C中联合后的“++”是什么意思？

Question

Here's the code

int AreSymEquivalent_hkl(const T_SgInfo *SgInfo, int h1, int k1, int l1,
                                                 int h2, int k2, int l2)
{
  int     iList, mh2, mk2, ml2, hm, km, lm;
  T_RTMx  *lsmx;


  mh2 = -h2;
  mk2 = -k2;
  ml2 = -l2;

  /* check list of symmetry operations */

  lsmx = SgInfo->ListSeitzMx;

  for (iList = 0; iList < SgInfo->nList; iList++, lsmx++)
  {
    hm = lsmx->s.R[0] * h1 + lsmx->s.R[3] * k1 + lsmx->s.R[6] * l1;
    km = lsmx->s.R[1] * h1 + lsmx->s.R[4] * k1 + lsmx->s.R[7] * l1;
    lm = lsmx->s.R[2] * h1 + lsmx->s.R[5] * k1 + lsmx->s.R[8] * l1;

    if      ( h2 == hm &&  k2 == km &&  l2 == lm)
      return  (iList + 1);

    else if (mh2 == hm && mk2 == km && ml2 == lm)
      return -(iList + 1);
  }

  return 0;
}

It's a function defined from a quite famous package 'sginfo' in the area of computational crystallography. (You can download from here if you want: https://github.com/rwgk/sginfo/tree/master/sginfo_1_01 ) So i'm sure there's no bug in it. The question is in the lines

  lsmx = SgInfo->ListSeitzMx;

  for (iList = 0; iList < SgInfo->nList; iList++, lsmx++)

Where "SgInfo" is a big struct I did not put it here, containing "ListSeitzMx" -- an attribute of a union named "T_RTMx" which consists some matrices information. The definition is as follows:

typedef union
  {
    struct { int R[9], T[3]; } s;
    int                        a[12];
  }
  T_RTMx;

That's the part confuses me, "++" after a union. What I know is that the value of int before "++" adds to 1, but the union type makes no sense. Or I have made a big mistake of the whole thing? That "lsmx" is not a union or something... As a beginner of C, I have tried to write a small test script on this question but the bugs made me crazy. So I finally decided to publish this question...

Answer 1

lsmx++

is equivalent to

( orig = lsmx, lsmx = lsmx + 1, orig )

In other words,

• lsmx++ adds one to lsmx (as if you had done ( lsmx = lsmx + 1 ).

• lsmx++ evaluates to the original value of lsmx , but that is discarded in your code.

lsmx is a pointer. Adding 1 to a pointer increases the address by the size of the pointed thing ( sizeof(*lsmx) ).

For example,

T_RTMx foo[5] = ...;
T_RTMx *lsmx = foo;   # Same as &( foo[0] )   # Points to foo[0]
lsmx++;                                       # Points to foo[1]
lsmx += 2;                                    # Points to foo[3]

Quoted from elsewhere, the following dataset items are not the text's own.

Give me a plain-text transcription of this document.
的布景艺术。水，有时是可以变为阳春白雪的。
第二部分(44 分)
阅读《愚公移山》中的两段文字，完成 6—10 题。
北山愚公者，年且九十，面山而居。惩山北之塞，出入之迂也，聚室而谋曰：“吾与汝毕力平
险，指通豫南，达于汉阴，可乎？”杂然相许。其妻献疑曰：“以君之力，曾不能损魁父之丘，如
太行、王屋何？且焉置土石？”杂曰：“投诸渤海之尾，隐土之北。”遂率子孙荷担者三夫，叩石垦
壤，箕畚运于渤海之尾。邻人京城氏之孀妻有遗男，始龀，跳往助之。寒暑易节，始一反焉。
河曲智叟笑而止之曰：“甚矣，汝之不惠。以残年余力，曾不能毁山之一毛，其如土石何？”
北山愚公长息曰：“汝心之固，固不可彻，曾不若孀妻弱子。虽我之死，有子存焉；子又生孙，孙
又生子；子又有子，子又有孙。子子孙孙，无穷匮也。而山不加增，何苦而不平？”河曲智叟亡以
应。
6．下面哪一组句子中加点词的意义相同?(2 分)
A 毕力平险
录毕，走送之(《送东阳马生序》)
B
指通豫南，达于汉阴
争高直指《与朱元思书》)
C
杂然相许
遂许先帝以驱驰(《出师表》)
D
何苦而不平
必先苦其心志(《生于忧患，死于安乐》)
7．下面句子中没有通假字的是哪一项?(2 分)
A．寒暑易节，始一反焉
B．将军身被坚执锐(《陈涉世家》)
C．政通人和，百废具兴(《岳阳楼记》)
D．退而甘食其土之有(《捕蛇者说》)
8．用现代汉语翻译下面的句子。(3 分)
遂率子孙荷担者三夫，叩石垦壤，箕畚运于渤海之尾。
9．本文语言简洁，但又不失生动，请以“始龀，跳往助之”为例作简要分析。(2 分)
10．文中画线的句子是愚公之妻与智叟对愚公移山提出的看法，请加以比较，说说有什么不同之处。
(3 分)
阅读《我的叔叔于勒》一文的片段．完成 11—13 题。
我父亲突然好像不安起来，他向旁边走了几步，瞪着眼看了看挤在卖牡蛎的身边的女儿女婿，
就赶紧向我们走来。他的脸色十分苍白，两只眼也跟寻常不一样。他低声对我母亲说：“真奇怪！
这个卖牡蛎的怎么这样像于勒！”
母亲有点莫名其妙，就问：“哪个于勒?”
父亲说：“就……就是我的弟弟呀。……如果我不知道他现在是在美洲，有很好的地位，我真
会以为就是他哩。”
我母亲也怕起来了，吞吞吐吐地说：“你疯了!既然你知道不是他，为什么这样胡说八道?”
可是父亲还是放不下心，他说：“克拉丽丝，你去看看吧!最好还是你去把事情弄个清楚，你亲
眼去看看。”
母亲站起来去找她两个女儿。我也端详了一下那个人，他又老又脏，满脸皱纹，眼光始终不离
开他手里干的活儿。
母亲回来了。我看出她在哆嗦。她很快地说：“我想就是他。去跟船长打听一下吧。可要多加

Keep in mind that a[b] is completely equivalent to *(a+b) .

Answer 2

You are actually not adding to the union. You are adding to the address.

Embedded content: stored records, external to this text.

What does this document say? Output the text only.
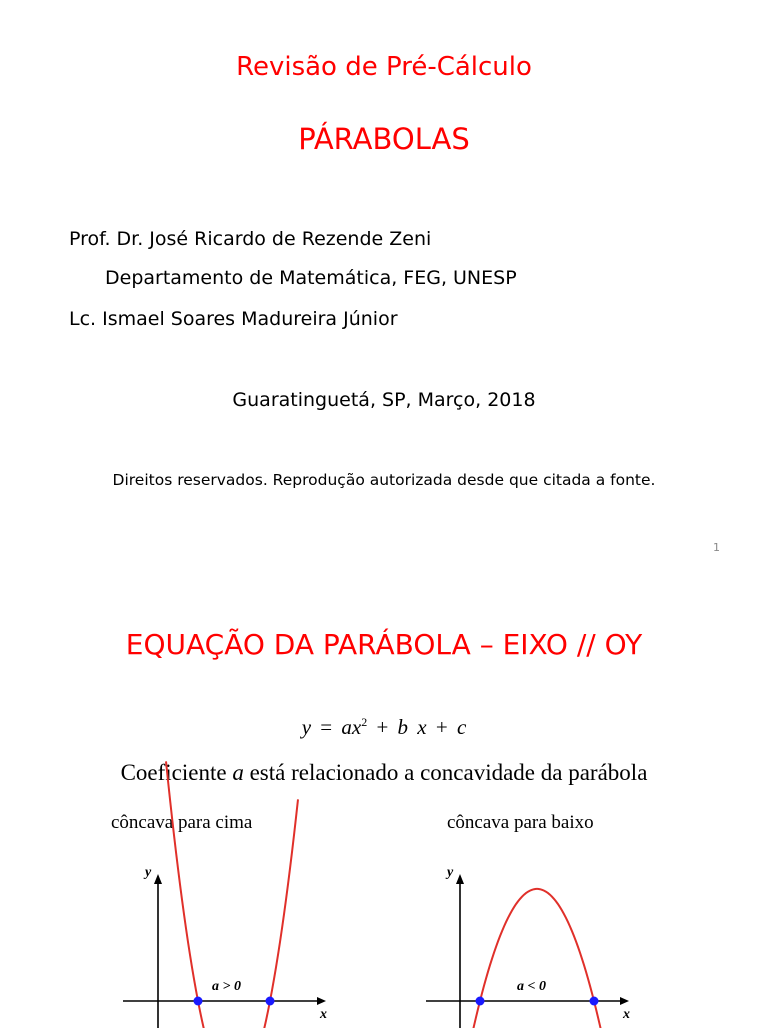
Revisão de Pré-Cálculo
PÁRABOLAS
Prof. Dr. José Ricardo de Rezende Zeni
Departamento de Matemática, FEG, UNESP
Lc. Ismael Soares Madureira Júnior
Guaratinguetá, SP, Março, 2018
Direitos reservados. Reprodução autorizada desde que citada a fonte.
1
EQUAÇÃO DA PARÁBOLA – EIXO // OY
$y = ax^2 + b$ x + c
Coeficiente a está relacionado a concavidade da parábola
côncava para cima	côncava para baixo
y
x
a > 0
y
x
a < 0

Consider a similar situation:

struct abc {
    int a, b, c;
    //Lots more nonsense
};

Now,

struct abc z;
struct abc *a;
a = &z

This tells that a stores address of struct abc type.

Now let's revise how pointers work.

Let's suppose z resides at a location 1000 . a stored that value. When I do *a , I refer to memory location 1000 upto sizeof(struct abc) . As a is a pointer to the type struct abc , you can do:

a->c = 2;

or something like that.

When you say:

int *b;

It practically can store address of any other type. If you really like to be adventurous, you can do this:

b = &z;

You may or may not receive warnings depending on your compiler.

When I store &z , the only thing the compiler does is treat the value at the address of z as an int . So b has the value 1000 .

Now when you do *b , you refer to the address 1000 upto sizeof(int) .

Concluding this,

b++;

This would just do 1000 + sizeof(int) , and reach to next int .

a++;

would do 1000 + sizeof(struct abc) .